If I’m going to be writing about conflicts of interest, I had best take care of my own first. As I often explain, I cannot avoid contacts with food companies and people who work for them, nor do I want to. But I do want to prevent those contacts from influencing what I say or write. As an academic who is not independently wealthy, I want companies that invite me to speak to pay my travel, hotel, registration, and meal expenses. I also want them to pay an honorarium since they can well afford it. The question then becomes how to take all that without being coopted. My policy—which is to accept reimbursements but not direct payments—is a compromise, but one that makes me think carefully about every invitation. My advice: Develop a policy of your own.

What are your top 3 “must read, must see” books, articles, films, etc. about food studies?

This question made me laugh. I want to say “mine, of course.” But the question reminds me of my department’s futile attempt to establish a food studies canon, a list of books we thought every food studies scholar ought to read. We polled everyone we knew. Disaster! The only book common to every list was Sidney Mintz’s Sweetness and Power. I loved Sidney Mintz and taught a class with him in Puerto Rico in 2004 so I’m happy he is the canon. There are so many good books coming out and I talk about the ones I see on my blog almost every Friday (“weekend reading”). I tend to prefer books to movies, but I have a soft spot for Ian Cheney’s and Curt Ellis’s King Corn. It explains the politics of Big Ag in an especially entertaining way and the two of them are adorable.

Photo by Bill Hayes.

There has been discussion about the need for a national food policy in the United States for a number of years now. Do you see this happening at any point? If it does happen, what do you think it should look like?

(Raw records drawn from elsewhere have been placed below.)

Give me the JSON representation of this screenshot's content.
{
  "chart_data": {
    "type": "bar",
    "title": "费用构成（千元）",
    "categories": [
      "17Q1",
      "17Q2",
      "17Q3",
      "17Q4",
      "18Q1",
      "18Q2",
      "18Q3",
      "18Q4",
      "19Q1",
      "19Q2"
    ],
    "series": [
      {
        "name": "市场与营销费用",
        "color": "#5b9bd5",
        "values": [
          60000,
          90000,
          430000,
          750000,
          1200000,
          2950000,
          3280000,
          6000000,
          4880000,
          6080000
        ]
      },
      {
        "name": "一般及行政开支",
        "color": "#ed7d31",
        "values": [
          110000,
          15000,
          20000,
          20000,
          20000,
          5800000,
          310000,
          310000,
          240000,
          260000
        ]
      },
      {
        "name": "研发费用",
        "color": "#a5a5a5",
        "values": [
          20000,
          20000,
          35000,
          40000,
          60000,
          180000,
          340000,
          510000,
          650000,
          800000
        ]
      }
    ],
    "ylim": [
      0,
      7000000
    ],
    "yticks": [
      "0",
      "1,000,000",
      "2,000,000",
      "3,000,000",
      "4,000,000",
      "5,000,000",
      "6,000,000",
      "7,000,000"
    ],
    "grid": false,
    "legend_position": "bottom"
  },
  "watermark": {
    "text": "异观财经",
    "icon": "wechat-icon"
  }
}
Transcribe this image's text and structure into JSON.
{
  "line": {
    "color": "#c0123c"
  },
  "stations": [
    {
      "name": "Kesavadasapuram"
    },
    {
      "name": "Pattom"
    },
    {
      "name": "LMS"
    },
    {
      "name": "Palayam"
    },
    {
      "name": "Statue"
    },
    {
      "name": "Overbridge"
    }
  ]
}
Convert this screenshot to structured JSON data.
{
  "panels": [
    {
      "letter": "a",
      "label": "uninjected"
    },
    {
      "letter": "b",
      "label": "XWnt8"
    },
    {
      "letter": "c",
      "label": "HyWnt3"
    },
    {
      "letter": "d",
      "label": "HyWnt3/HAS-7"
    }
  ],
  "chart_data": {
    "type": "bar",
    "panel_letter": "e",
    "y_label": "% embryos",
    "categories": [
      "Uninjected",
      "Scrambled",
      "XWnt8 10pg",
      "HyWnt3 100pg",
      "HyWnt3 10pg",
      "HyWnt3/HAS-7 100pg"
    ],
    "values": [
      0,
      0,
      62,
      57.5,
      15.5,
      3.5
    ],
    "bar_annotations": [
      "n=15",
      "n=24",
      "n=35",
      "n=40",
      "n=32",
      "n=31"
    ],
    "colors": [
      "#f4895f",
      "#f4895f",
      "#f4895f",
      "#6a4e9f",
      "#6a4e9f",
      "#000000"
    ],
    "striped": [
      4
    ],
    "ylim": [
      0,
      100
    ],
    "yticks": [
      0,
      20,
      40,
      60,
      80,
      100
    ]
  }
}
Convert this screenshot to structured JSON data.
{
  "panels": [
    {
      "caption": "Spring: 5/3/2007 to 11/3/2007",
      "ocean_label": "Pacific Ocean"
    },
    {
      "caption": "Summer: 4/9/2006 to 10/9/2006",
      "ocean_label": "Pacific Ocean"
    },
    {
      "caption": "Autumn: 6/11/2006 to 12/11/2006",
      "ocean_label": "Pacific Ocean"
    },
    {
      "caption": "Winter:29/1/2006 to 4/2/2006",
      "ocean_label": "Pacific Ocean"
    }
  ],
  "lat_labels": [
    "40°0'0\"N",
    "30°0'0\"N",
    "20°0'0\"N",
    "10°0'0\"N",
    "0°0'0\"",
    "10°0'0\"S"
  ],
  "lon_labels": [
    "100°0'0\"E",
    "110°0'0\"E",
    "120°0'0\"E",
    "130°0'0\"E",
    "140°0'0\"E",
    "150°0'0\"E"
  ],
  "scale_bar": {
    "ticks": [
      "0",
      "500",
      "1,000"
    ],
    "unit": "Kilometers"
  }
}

In the current administration? Of course not, but we can dream. For sure, we need to unite the food safety functions of USDA (meat and poultry) and FDA (everything else except for things like eggs that are regulated jointly)—currently divided as if animal waste did not contaminate leafy greens. The Obama Administration’s Food Safety and Modernization Act, which increased FDA’s regulatory powers, was meant to be the first step in a three-step process: (1) give FDA the authority it needs, (2) make USDA’s rules consistent with those of FDA, (3) merge the functions. Now that so much attention is being paid to food systems, an agency with authority to oversee the entire food system, from production to consumption to waste disposal, seems like a really good idea.

What is one dish or food that says “home” to you?

I didn’t come from a home centered on food, unfortunately, although my mother made a splendid apple pie on rare occasions. As anyone who knows me will tell you, my taste leans toward the sweet. A really good vanilla ice cream does wonders for me every time.